Enzo Bianchi nasce a Castel Boglione, in provincia di Asti, il 3 marzo 1943. Dopo gli studi alla facoltà di Economia e Commercio dell’Università di Torino, nel 1965 si reca a Bose, una frazione abbandonata del comune di Magnano sulla Serra di Ivrea, con l’intenzione di dare inizio a una comunità monastica. Raggiunto nel 1968 dai primi fratelli e sorelle, scrive la regola della comunità. È stato priore dalla fondazione del monastero sino al 25 gennaio 2017: gli è succeduto Luciano Manicardi, poi sostituito, nel gennaio 2022, da Sabino Chialà.

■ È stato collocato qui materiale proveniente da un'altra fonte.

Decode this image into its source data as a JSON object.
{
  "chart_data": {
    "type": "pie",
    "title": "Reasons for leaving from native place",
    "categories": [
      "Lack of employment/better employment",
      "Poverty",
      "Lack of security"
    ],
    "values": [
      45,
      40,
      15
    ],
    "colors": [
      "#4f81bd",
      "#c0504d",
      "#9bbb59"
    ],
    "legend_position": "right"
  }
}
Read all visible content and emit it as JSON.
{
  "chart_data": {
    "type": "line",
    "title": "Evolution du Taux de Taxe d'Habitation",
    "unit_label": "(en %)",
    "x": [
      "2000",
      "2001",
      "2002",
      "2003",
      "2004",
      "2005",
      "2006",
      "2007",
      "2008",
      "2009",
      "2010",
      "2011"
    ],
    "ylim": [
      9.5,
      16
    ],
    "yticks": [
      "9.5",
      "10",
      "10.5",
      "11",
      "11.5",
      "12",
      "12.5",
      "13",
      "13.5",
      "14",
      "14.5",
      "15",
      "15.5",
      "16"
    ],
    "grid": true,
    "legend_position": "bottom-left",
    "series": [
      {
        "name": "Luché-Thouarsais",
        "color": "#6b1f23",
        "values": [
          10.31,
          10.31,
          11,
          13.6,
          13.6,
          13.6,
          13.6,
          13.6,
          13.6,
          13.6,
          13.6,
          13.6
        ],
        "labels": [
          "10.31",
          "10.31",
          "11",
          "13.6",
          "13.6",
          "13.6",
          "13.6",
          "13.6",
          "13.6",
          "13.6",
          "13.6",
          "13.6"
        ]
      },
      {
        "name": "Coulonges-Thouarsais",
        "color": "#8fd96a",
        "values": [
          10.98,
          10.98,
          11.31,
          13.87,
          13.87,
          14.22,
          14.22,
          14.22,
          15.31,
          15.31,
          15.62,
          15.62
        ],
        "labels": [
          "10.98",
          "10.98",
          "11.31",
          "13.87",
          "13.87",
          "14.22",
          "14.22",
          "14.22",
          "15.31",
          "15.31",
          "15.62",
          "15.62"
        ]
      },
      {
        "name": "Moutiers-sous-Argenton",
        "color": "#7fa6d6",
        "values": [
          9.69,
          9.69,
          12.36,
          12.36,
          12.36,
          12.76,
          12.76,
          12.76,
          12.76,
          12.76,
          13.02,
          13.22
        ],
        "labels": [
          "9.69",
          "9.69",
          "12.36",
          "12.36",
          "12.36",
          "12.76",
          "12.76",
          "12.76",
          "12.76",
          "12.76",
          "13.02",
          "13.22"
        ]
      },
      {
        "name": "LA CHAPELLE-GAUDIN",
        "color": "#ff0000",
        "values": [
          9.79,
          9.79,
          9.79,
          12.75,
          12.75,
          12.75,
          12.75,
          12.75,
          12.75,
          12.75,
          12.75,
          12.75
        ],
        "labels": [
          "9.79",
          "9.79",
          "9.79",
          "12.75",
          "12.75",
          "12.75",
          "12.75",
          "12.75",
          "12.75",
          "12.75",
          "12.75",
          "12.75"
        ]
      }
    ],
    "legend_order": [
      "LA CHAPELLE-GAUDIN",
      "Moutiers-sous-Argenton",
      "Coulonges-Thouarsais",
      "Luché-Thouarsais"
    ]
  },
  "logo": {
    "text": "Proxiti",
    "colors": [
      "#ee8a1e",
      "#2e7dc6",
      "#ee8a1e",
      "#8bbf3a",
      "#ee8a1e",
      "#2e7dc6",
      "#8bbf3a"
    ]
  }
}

E’ membro dell’Académie Internationale des Sciences Religieuses (Bruxelles) e dell’International Council of Christians and Jews (Londra).
Fin dall’inizio della sua esperienza monastica, Enzo Bianchi ha coniugato la vita di preghiera e di lavoro in monastero con un’intensa attività di predicazione e di studio e ricerca biblico-teologica che l’ha portato a tenere lezioni, conferenze e corsi in Italia e all’estero (Canada, Giappone, Indonesia, Hong Kong, Bangladesh, Repubblica Democratica del Congo ex-Zaire, Ruanda, Burundi, Etiopia, Algeria, Egitto, Libano, Israele, Portogallo, Spagna, Francia, Belgio, Paesi Bassi, Svizzera, Germania, Ungheria, Romania, Grecia, Turchia), e a pubblicare un consistente numero di libri e di articoli su riviste specializzate, italiane ed estere (Collectanea Cisterciensia, Vie consacrée, La Vie Spirituelle, Cistercium, American Benedictine Review).
E’ opinionista e recensore per i quotidiani La Stampa e Avvenire, membro del comitato scientifico del mensile Luoghi dell’infinito, titolare di una rubrica fissa su Famiglia Cristiana, collaboratore e consulente per il programma “Uomini e profeti” di Radiotre. Fa inoltre parte della redazione della rivista teologica internazionale “Concilium” e della redazione della rivista biblica “Parola Spirito e Vita”, di cui è stato direttore fino al 2005.
Nel 2009 ha ricevuto il “Premio Cesare Pavese” e il “Premio Cesare Angelini” per il libro “Il pane di ieri”.
Ha partecipato come “esperto” nominato da Benedetto XVI ai Sinodi dei vescovi sulla “Parola di Dio” (ottobre 2008) e sulla “Nuova evangelizzazione per la trasmissione della fede cristiana” (ottobre 2012).
Il 22 luglio 2014 papa Francesco lo ha nominato Consultore del Pontificio Consiglio per la Promozione dell’Unità dei Cristiani.